Work on the Mountain Valley Pipeline (MVP) may resume by July 1.
Sen. Shelley Moore Capito, R-W.Va., said during a virtual press briefing Thursday she thinks the compromise deal between President Joe Biden and House Speaker Kevin McCarthy that passed the House will also pass the Senate, and it includes provisions to speed up MVP construction.
Not only will the compromise prevent a default, she said it will curtail spending “for the first time in many years,” “claw back” billions of dollars from the IRS to “put a dent” in the 87,000 more employees that were to be hired, claw back billions in COVID dollars still “sitting on the sideline” and will bring permitting reform generally and speed up the completion of the MVP in particular.
The MVP, which is 95 percent complete, has almost all of the “regulatory nods it needs” and can be fully permitted and move forward, she said.
One of the provisions in the bill is that after the legislation is signed by the president, permits through the Corps of Engineers must be approved within 21 days so the project can move on.
“With the 21-day Corps of Engineers requirement I think you will see people work on this (the MVP) by the first of July,” she said. “You will see the dirt flying, you will see thousands of people hired to do that work…”
Capito said the MVP pipes sometimes seen along the highways that have been waiting there to be deployed will start being moved to work sites.

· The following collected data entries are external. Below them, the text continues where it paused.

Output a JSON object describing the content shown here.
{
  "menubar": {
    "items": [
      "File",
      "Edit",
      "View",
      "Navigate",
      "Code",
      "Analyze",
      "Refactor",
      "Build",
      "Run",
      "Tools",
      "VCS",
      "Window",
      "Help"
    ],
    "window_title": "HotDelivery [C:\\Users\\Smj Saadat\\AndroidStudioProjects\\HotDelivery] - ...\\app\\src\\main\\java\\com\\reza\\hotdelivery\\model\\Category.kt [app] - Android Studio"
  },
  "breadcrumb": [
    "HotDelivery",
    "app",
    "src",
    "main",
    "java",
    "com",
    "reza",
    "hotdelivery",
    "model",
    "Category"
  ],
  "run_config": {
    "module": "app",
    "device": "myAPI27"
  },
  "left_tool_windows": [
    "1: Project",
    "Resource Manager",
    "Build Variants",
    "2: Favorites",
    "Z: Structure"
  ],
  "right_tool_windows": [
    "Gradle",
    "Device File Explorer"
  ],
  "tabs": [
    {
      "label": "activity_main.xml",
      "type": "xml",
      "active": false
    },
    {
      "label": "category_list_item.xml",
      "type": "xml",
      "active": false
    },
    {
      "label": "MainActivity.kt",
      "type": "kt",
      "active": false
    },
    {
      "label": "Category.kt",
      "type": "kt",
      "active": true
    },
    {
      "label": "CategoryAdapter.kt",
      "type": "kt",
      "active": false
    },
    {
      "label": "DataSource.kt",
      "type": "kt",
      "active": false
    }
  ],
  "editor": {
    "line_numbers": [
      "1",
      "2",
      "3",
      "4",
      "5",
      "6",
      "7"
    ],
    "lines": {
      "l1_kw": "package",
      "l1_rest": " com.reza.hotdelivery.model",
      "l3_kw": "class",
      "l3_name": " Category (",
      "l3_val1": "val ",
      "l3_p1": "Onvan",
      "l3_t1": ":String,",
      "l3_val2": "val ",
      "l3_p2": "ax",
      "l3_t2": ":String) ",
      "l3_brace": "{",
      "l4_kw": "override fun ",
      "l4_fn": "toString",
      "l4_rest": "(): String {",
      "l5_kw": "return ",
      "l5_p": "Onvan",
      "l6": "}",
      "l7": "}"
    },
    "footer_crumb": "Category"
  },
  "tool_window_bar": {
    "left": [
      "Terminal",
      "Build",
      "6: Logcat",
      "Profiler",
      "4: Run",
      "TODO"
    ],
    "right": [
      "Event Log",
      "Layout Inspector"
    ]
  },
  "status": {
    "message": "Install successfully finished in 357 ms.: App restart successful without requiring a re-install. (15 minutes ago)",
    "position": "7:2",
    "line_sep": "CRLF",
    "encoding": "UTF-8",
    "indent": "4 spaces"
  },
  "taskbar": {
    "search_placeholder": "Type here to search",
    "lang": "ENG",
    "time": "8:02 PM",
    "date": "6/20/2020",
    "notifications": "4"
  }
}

“That’s very good news,” she said of the MVP and all millions of dollars in tax benefits for counties as well as the thousands of people put to work to finish the project.
“It is a big victory for our state,” she said.

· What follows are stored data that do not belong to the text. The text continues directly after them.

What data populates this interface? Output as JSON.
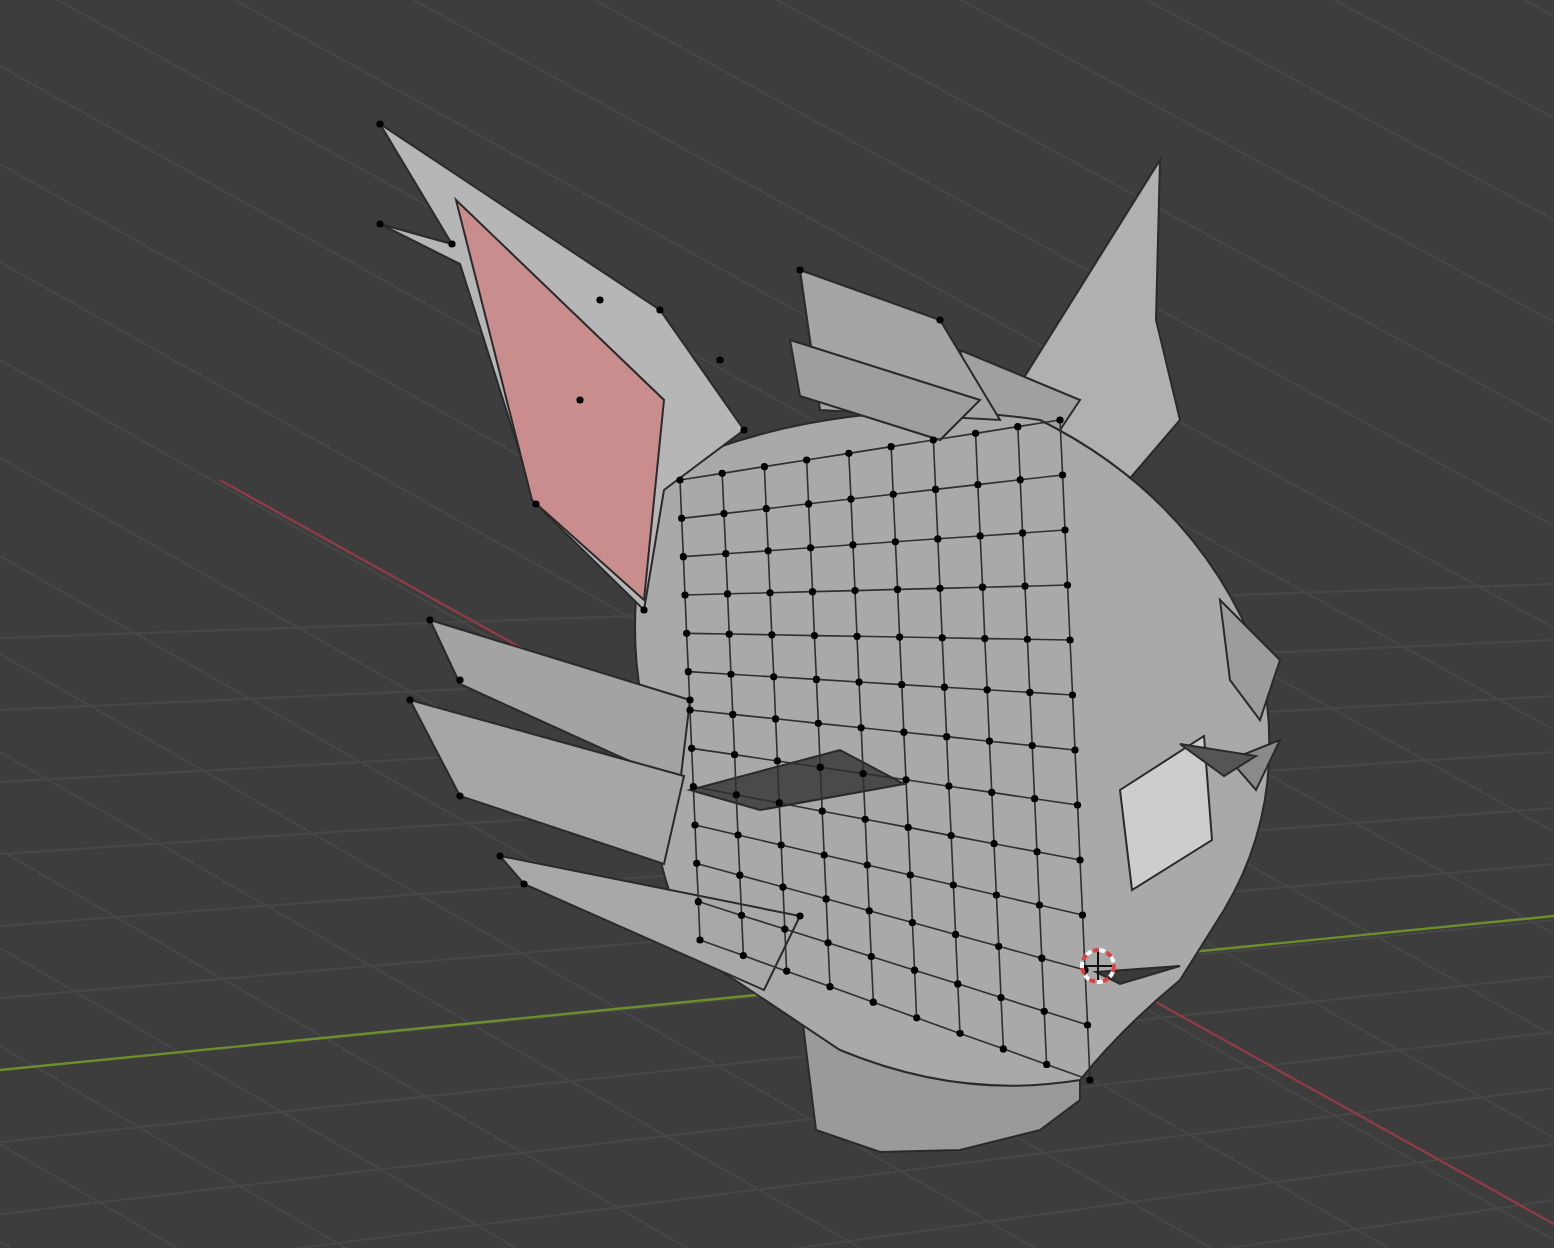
{
  "viewport": {
    "axes": [
      {
        "kind": "x",
        "color": "#8e3c46"
      },
      {
        "kind": "y",
        "color": "#6c8f2c"
      }
    ],
    "cursor_visible": true
  }
}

The 303-mile, 42-inch diameter pipeline that will carry natural gas from north central West Virginia to Chatham, Va. and beyond, was slated to be finished by late 2018 at a cost of about $3.2 billion. But protests and federal permitting court cases have delayed the project and shot up the cost to about $6.5 billion.
One unfinished section is a 3.5 mile stretch through the Jefferson National Forest across Peters Mountain in Monroe County into Giles County, Va.
Equipment and pipes for the MVP have been setting dormant in an area beside Rt. 219 north of Peterstown, but that may soon change as work starts.
Capito said no one ever gets everything they want in a negotiated compromise and she has some reservations about defense spending provisions that may not keep up with inflation and demands.
She also wants more detailed and effective federal permitting reform than the bill includes.
“What is in this permitting bill is not as broad and big as in my bill,” she said of her RESTART legislation, but portions of it were picked up as well as portions from Sen. Joe Manchin’s permitting reform bill regarding the MVP.
However, no transmission provisions are in there, which the “renewable folks and want and need,” she said, and there is no judicial review changes included that proponents of reform want to be streamlined.
A provision is included, though, that says if any legal questions arise as to what is in the bill related to permitting, it goes to the U.S. Court of Appeals for the Fifth Circuit in D.C., not the Fourth Circuit in Richmond.
Capito said the Fourth Circuit has rejected permits nine times and is “politically biased against this (MVP) project.”
“But it is a great first step,” she said of the permitting reform included the debt limit bill.
Capito said some amendments to the bill may come up, including one proposed by Sen. Tim Kaine, D-Va., to delete the federal permit part of the compromise bill.
But that amendment won’t get anywhere, she said, and the overall bill is something that was needed.
“This is a win,” he said. “I am going to take the win and vote for this bill.”